Our ultimate goal is to the contribute to research that will improve patient lives. While research can be challenging and stressful at times, remembering our motivation can keep us grounded. Toward these goals, we work with integrity, with curiosity, and collaboratively, supporting the principles of inclusivity, equity, and diversity. As an academic laboratory, we are committed to mentorship, training, and professional growth. We expect a strong work ethic and enjoy life outside of research.
Genetic Risk Factors in Progressive Supranuclear Palsy and Alzheimer's disease
Neurodegenerative diseases are clinically and pathologically defined syndromes with heterogeneous genetic endophenotypes, some of which are unique to one disease while others are shared across diseases. Despite the economic and healthcare burden, treatments targeted to endophenotypes are not available for neurodegenerative tauopathies such as Alzheimer’s disease (AD) and Progressive Supranuclear Palsy (PSP). AD and PSP are pathologically related by abnormal tau protein inclusions and the tau gene is a shared genetic risk factor. Unique genetic risk in common variants have been identified. However, a significant part of genetic heritability remains unexplained; a proportion of which is likely due to rare variants, which can be determined from whole genome sequencing. Identification of rare genetic risk factors may delineate the endophenotypes of AD and PSP, unlocking future therapeutic targets.
Genes do not act in isolation, but rather interact with one another in networks. Grouping genes in a network can improve can improve of understanding of disease processes. We will develop and apply rare variant statistical tests that incorporate network connectivity to identify dementia risk genes using whole genome sequencing data. We will identify noncoding rare genetic risk variants by developing a noncoding prioritization and gene assignment strategy. Lastly, we will validate rare variants that are unique to or shared by AD and PSP with replication datasets and functional valiation. We plan to integrate genetic analyses with multi-omic post-mortem brain tissue to robustly identify gene networks dysregulated in disease
The discovery of disease insights using Electronic Health Records (EHRs) is in its infancy. Advantages of EHR cohorts over traditional cohorts include the longitudinal large sample size, wide range of phenotypes, and inclusion of underrepresented populations (minorities, elderly). There are a limited number of EHRs linked with genetic data, which could facilitate novel disease endophenotyping. Using EHRs with a diverse patient population linked with genetic data, this project will use genetic risk stratification to characterize neurodegenerative disease progression and treatment response. We will perform phenome wide association studies to identify gene networks associated with neurodegenerative diseases. Because genetic risk factors are ripe to become therapeutic targets, we will use gene-drug interaction databases to hypothesize potential treatments.

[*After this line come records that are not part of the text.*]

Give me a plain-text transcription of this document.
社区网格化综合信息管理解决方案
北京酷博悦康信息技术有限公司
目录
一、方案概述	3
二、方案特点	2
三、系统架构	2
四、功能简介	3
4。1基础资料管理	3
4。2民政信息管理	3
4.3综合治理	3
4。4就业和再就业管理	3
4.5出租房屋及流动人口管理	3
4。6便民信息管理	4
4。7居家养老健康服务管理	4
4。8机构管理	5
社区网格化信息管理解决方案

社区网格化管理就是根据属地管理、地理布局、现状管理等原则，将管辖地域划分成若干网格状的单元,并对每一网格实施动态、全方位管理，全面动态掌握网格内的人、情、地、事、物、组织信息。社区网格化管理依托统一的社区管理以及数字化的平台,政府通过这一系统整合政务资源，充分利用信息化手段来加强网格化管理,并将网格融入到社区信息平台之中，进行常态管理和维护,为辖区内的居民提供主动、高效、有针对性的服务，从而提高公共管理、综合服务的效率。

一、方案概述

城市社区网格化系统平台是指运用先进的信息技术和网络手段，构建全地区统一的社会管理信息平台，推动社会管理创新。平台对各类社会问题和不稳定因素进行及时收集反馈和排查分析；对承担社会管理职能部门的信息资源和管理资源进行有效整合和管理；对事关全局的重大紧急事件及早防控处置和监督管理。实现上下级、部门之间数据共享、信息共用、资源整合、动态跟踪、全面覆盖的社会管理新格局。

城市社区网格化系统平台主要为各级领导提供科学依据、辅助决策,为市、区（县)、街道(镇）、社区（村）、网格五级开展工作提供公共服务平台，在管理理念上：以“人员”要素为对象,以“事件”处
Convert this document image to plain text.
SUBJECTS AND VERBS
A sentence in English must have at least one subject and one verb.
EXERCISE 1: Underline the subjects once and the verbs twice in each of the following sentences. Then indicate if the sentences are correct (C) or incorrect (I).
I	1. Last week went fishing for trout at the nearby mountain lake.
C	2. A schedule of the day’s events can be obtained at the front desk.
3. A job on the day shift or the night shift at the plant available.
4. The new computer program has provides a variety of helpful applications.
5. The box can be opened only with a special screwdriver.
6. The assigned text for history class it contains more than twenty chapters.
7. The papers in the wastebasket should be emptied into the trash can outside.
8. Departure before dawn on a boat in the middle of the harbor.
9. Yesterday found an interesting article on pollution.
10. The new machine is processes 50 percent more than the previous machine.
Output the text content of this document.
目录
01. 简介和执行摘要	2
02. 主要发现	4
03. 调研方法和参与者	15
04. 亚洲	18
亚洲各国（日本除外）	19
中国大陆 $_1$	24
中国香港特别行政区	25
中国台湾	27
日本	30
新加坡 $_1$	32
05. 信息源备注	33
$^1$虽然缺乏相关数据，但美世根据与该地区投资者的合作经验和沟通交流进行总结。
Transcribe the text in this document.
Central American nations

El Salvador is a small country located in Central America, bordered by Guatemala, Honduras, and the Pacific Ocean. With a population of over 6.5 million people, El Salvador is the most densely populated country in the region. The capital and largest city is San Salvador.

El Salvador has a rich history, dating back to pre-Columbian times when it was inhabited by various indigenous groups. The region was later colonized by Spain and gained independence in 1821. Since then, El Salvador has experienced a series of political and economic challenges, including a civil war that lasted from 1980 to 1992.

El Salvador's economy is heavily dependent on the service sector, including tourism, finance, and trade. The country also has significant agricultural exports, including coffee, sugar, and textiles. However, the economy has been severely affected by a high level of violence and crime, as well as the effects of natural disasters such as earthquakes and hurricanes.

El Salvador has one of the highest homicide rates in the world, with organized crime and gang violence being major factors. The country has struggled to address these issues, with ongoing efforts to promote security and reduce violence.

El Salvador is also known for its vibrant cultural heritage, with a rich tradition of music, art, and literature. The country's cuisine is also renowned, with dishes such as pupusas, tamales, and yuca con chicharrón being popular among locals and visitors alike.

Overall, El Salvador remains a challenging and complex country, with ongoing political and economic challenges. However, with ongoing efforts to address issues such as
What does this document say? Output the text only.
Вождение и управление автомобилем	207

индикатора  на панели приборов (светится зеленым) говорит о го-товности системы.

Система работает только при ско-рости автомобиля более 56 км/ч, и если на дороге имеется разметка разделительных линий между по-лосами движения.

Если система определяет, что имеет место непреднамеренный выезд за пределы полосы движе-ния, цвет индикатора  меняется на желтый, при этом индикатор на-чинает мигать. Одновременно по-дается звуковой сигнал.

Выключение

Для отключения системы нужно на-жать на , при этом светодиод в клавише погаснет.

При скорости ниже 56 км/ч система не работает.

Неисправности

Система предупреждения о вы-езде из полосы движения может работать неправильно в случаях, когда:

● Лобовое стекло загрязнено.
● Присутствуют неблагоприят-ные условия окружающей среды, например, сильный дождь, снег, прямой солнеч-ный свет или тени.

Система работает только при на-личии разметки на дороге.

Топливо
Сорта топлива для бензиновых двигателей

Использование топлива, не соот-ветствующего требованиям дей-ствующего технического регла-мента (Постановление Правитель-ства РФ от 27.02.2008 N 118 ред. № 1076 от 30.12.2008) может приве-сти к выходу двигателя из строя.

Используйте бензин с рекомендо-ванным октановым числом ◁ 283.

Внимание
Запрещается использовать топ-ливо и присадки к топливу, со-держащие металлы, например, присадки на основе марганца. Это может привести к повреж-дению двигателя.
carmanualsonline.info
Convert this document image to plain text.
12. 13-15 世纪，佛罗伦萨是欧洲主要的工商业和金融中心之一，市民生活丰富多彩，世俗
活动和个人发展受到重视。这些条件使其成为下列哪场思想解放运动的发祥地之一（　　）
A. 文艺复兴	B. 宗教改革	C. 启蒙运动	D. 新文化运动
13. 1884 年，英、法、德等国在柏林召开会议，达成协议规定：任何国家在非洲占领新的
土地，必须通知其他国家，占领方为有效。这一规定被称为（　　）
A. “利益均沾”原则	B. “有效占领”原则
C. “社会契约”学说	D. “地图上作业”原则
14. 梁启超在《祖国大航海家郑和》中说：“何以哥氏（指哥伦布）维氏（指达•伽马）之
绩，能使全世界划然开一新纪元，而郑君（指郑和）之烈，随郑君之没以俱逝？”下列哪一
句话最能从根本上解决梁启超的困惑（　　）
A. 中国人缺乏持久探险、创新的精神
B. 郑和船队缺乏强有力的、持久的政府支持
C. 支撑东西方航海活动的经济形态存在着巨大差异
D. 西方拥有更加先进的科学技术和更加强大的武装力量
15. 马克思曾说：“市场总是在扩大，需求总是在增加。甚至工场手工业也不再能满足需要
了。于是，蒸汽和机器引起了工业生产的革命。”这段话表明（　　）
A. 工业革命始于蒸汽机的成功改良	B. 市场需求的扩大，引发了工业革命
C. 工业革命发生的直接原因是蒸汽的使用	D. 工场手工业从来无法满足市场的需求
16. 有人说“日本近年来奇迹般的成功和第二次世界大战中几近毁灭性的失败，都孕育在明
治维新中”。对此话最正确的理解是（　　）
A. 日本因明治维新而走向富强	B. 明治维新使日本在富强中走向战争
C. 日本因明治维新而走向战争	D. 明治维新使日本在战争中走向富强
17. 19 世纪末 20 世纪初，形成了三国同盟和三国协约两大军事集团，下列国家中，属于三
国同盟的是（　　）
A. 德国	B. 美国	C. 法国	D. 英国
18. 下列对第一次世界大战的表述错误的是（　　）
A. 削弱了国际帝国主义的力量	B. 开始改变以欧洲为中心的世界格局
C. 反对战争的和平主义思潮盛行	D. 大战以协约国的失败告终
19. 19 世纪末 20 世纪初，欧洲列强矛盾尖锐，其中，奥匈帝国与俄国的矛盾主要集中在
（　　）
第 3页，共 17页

Biomedical informatic models have predicted future health events and treatment response. However, few models have been translated into clinical practice. One hurtle is integrating predictive models into clinical workflow. Clinical decision support (CDS) tools within the EHR helped ameliorate this issue to some exist. While CDS may be based on models with high accuracy, it is not a foregone conclusion the CDS will improve health outcomes. In this project, will plan to evaluate CDS impact on health outcome, identifying high value CDS tools which improve patient care, and develop novel CDS tools that incorporate genetics
A major objective of the laboratory is to increase the representation of under-represented groups in dementia research. Along these lines, we plan to leverage electronic health records linked with genetics to study disease etiology, progression, treatment response in diverse populations. An advantage of identifying these patients within the EHR is that longitudinal data will be captured through the patient’s continued interaction with the health system. Our objective is to bolster research recruitment of diverse populations at health systems such as Harbor-UCLA and Olive View Medical Center.
Growing evidence suggest dementias, like Alzheimer's disease, are under-diagnosed in the community. This may be particularly evident in under-represented groups like Hispanic/Latinx and Black Americans. The goal of this project is to develop and implement an early detection dementia screening toolkit that can be administered efficiently and effectively at primary care settings in diverse populations.
With the continuing coronavirus disease 2019 (COVID-19) pandemic, it is critical to identify risk factors associated with susceptibility and severity of disease in a diverse population to help shape government policies, guide clinical decision making, and prioritize future COVID-19 research. Our objective are to identify pre-existing risk factors unique to COVID-19 diagnosis susceptibility, inpatient admission, and severe outcome in minority groups through automated Electronic Health Record extraction. We will also collect and analyze genetic risk factors for COVID-19.